Vorsichtig öffnete Bidayn die Augen. Der Goldene hielt nur eine einfache Laterne in der Hand, doch ihr Licht erschien der Elfe unnatürlich hell. Eine goldene Aura umgab den Drachen in Elfengestalt. Er betrachtete sie mit leicht geneigtem Kopf und versonnenem Lächeln. Amüsierte ihn ihre Nacktheit? Er war angekleidet.
Sie wandte beschämt den Kopf und sah Anjali. Sie schwamm im Wasser und trug wieder ihr rotes Kleid. Das schwarze Haar umfing ihr Haupt wie eine dunkle Wolke. Ihr Gesicht war eingetaucht, Arme und Beine ausgestreckt. Sie trieb ruhig im Wasser, das einen seltsamen Farbton hatte. Sie … Bidayn blinzelte. Nein, Anjali trug diesmal nicht ihr Kleid. Ihre Haut war abgezogen. Das Wasser von ihrem Blut besudelt. »Ihr …«, keuchte Bidayn und wagte es nicht, den Goldenen anzusehen.
»Ich war so frei, Euch auf Eure nächste Mission vorzubereiten«, erklärte der Drache in so gewinnendem Tonfall, dass sie nun doch in sein Antlitz sah. Und sein Lächeln bannte das Grauen. Was immer er tat, es war richtig. Er war das Maß der Dinge, der Vertraute der Alben, Lenker dieser Welt.
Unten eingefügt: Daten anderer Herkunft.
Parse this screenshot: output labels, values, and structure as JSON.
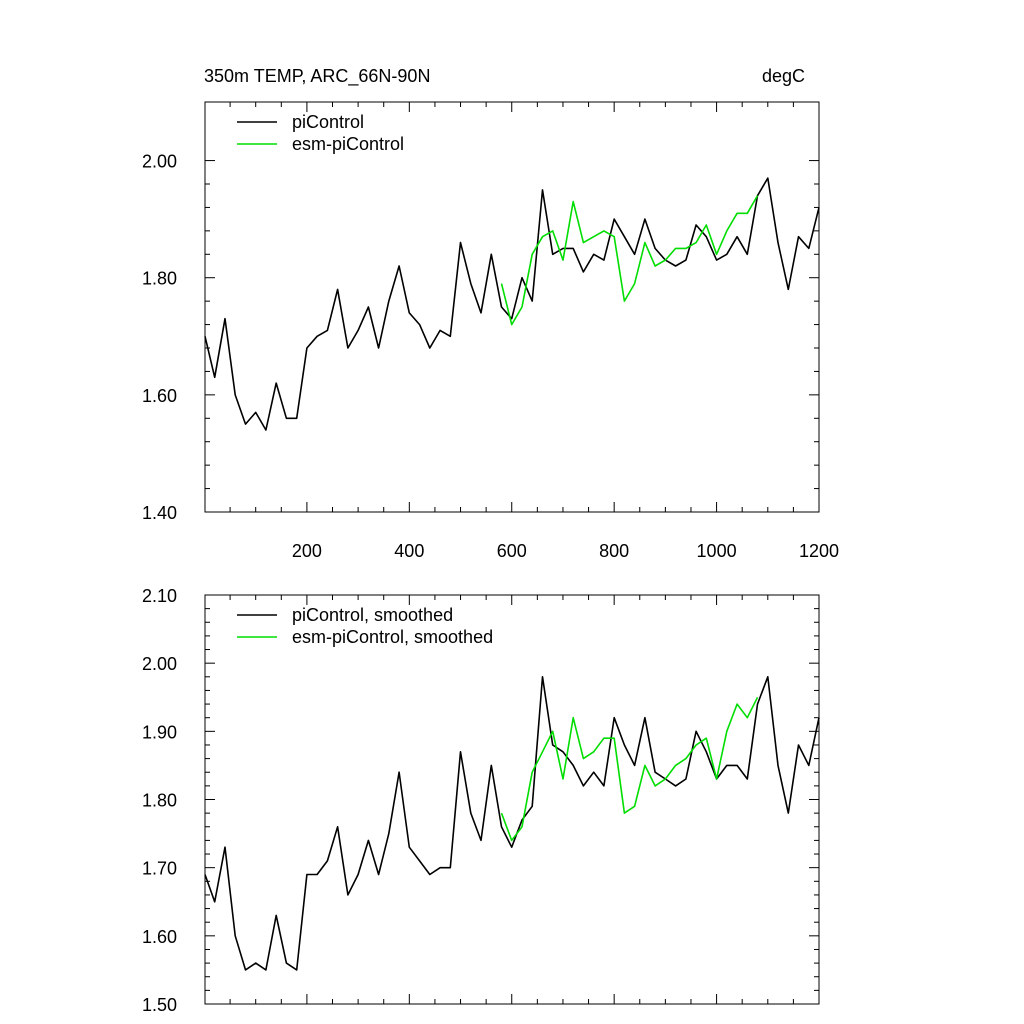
{
  "figure": {
    "title_left": "350m TEMP, ARC_66N-90N",
    "title_right": "degC"
  },
  "colors": {
    "pi": "#000000",
    "esm": "#00dd00",
    "axis": "#000000"
  },
  "chart_data": [
    {
      "type": "line",
      "title": "350m TEMP, ARC_66N-90N",
      "units": "degC",
      "xlim": [
        1,
        1200
      ],
      "ylim": [
        1.4,
        2.1
      ],
      "x_ticks": [
        200,
        400,
        600,
        800,
        1000,
        1200
      ],
      "x_tick_labels": [
        "200",
        "400",
        "600",
        "800",
        "1000",
        "1200"
      ],
      "y_ticks": [
        1.4,
        1.6,
        1.8,
        2.0
      ],
      "y_tick_labels": [
        "1.40",
        "1.60",
        "1.80",
        "2.00"
      ],
      "legend": [
        "piControl",
        "esm-piControl"
      ],
      "legend_position": "top-left",
      "series": [
        {
          "name": "piControl",
          "color": "#000000",
          "x": [
            1,
            20,
            40,
            60,
            80,
            100,
            120,
            140,
            160,
            180,
            200,
            220,
            240,
            260,
            280,
            300,
            320,
            340,
            360,
            380,
            400,
            420,
            440,
            460,
            480,
            500,
            520,
            540,
            560,
            580,
            600,
            620,
            640,
            660,
            680,
            700,
            720,
            740,
            760,
            780,
            800,
            820,
            840,
            860,
            880,
            900,
            920,
            940,
            960,
            980,
            1000,
            1020,
            1040,
            1060,
            1080,
            1100,
            1120,
            1140,
            1160,
            1180,
            1200
          ],
          "values": [
            1.7,
            1.63,
            1.73,
            1.6,
            1.55,
            1.57,
            1.54,
            1.62,
            1.56,
            1.56,
            1.68,
            1.7,
            1.71,
            1.78,
            1.68,
            1.71,
            1.75,
            1.68,
            1.76,
            1.82,
            1.74,
            1.72,
            1.68,
            1.71,
            1.7,
            1.86,
            1.79,
            1.74,
            1.84,
            1.75,
            1.73,
            1.8,
            1.76,
            1.95,
            1.84,
            1.85,
            1.85,
            1.81,
            1.84,
            1.83,
            1.9,
            1.87,
            1.84,
            1.9,
            1.85,
            1.83,
            1.82,
            1.83,
            1.89,
            1.87,
            1.83,
            1.84,
            1.87,
            1.84,
            1.94,
            1.97,
            1.86,
            1.78,
            1.87,
            1.85,
            1.92
          ]
        },
        {
          "name": "esm-piControl",
          "color": "#00dd00",
          "x": [
            580,
            600,
            620,
            640,
            660,
            680,
            700,
            720,
            740,
            760,
            780,
            800,
            820,
            840,
            860,
            880,
            900,
            920,
            940,
            960,
            980,
            1000,
            1020,
            1040,
            1060,
            1080
          ],
          "values": [
            1.79,
            1.72,
            1.75,
            1.84,
            1.87,
            1.88,
            1.83,
            1.93,
            1.86,
            1.87,
            1.88,
            1.87,
            1.76,
            1.79,
            1.86,
            1.82,
            1.83,
            1.85,
            1.85,
            1.86,
            1.89,
            1.84,
            1.88,
            1.91,
            1.91,
            1.94
          ]
        }
      ]
    },
    {
      "type": "line",
      "xlim": [
        1,
        1200
      ],
      "ylim": [
        1.5,
        2.1
      ],
      "x_ticks": [
        200,
        400,
        600,
        800,
        1000,
        1200
      ],
      "y_ticks": [
        1.5,
        1.6,
        1.7,
        1.8,
        1.9,
        2.0,
        2.1
      ],
      "y_tick_labels": [
        "1.50",
        "1.60",
        "1.70",
        "1.80",
        "1.90",
        "2.00",
        "2.10"
      ],
      "legend": [
        "piControl, smoothed",
        "esm-piControl, smoothed"
      ],
      "legend_position": "top-left",
      "series": [
        {
          "name": "piControl, smoothed",
          "color": "#000000",
          "x": [
            1,
            20,
            40,
            60,
            80,
            100,
            120,
            140,
            160,
            180,
            200,
            220,
            240,
            260,
            280,
            300,
            320,
            340,
            360,
            380,
            400,
            420,
            440,
            460,
            480,
            500,
            520,
            540,
            560,
            580,
            600,
            620,
            640,
            660,
            680,
            700,
            720,
            740,
            760,
            780,
            800,
            820,
            840,
            860,
            880,
            900,
            920,
            940,
            960,
            980,
            1000,
            1020,
            1040,
            1060,
            1080,
            1100,
            1120,
            1140,
            1160,
            1180,
            1200
          ],
          "values": [
            1.69,
            1.65,
            1.73,
            1.6,
            1.55,
            1.56,
            1.55,
            1.63,
            1.56,
            1.55,
            1.69,
            1.69,
            1.71,
            1.76,
            1.66,
            1.69,
            1.74,
            1.69,
            1.75,
            1.84,
            1.73,
            1.71,
            1.69,
            1.7,
            1.7,
            1.87,
            1.78,
            1.74,
            1.85,
            1.76,
            1.73,
            1.77,
            1.79,
            1.98,
            1.88,
            1.87,
            1.85,
            1.82,
            1.84,
            1.82,
            1.92,
            1.88,
            1.85,
            1.92,
            1.84,
            1.83,
            1.82,
            1.83,
            1.9,
            1.87,
            1.83,
            1.85,
            1.85,
            1.83,
            1.94,
            1.98,
            1.85,
            1.78,
            1.88,
            1.85,
            1.92
          ]
        },
        {
          "name": "esm-piControl, smoothed",
          "color": "#00dd00",
          "x": [
            580,
            600,
            620,
            640,
            660,
            680,
            700,
            720,
            740,
            760,
            780,
            800,
            820,
            840,
            860,
            880,
            900,
            920,
            940,
            960,
            980,
            1000,
            1020,
            1040,
            1060,
            1080
          ],
          "values": [
            1.78,
            1.74,
            1.76,
            1.84,
            1.87,
            1.9,
            1.83,
            1.92,
            1.86,
            1.87,
            1.89,
            1.89,
            1.78,
            1.79,
            1.85,
            1.82,
            1.83,
            1.85,
            1.86,
            1.88,
            1.89,
            1.83,
            1.9,
            1.94,
            1.92,
            1.95
          ]
        }
      ]
    }
  ]
}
»Ihr müsst für mich herausfinden, wo die Menschenkinder das Traumeis versteckt halten, meine Dame. Ihr seid die Erste unter meinen Spitzeln. Tollkühn und erfahren. Nur Ihr könnt es schaffen!«
Bidayn stand auf. Seine Worte waren ihr Labsal. Der Hunger und das Fieber waren vergessen. Sie fühlte sich stark. Und was war das für ein Funkeln in den Augen des Goldenen. Spiegelte sich dort Begehren? Er fand sie schön.
Sie sah an sich herab. Die Glyphen waren von der Haut gewaschen, die Anjali getragen hatte. Sie war glatt und makellos. Bidayn strich sich über die Arme. Ihre Finger wanderten hinauf zu den Schultern, dann zu ihren Brüsten. Sie stutzte. Ihre Brüste! Sie waren größer als zuvor, und das Haar, das ihr weit über die Schultern fiel, war nicht länger schwarz, sondern golden wie reifer Weizen.
»Ich musste Euch ein wenig verändern, meine Schöne. Habt Ihr es nicht bemerkt? Ich tat es, während ich die Ehre hatte, Eure Gunst zu genießen.« Er klang ehrlich überrascht.
Bidayn schüttelte den Kopf. Kritisch sah sie an sich herab. War sie auch größer?
»Ich wollte das Angenehme mit dem Nützlichen in Einklang bringen. Ihr werdet zurück in den Palast des Unsterblichen Volodi müssen. Dazu müsst Ihr aussehen wie ein Weib aus Drus.«
Erschrocken tastete Bidayn nach ihren Ohren. Sie waren plump und rund! Die Spitzen verschwunden.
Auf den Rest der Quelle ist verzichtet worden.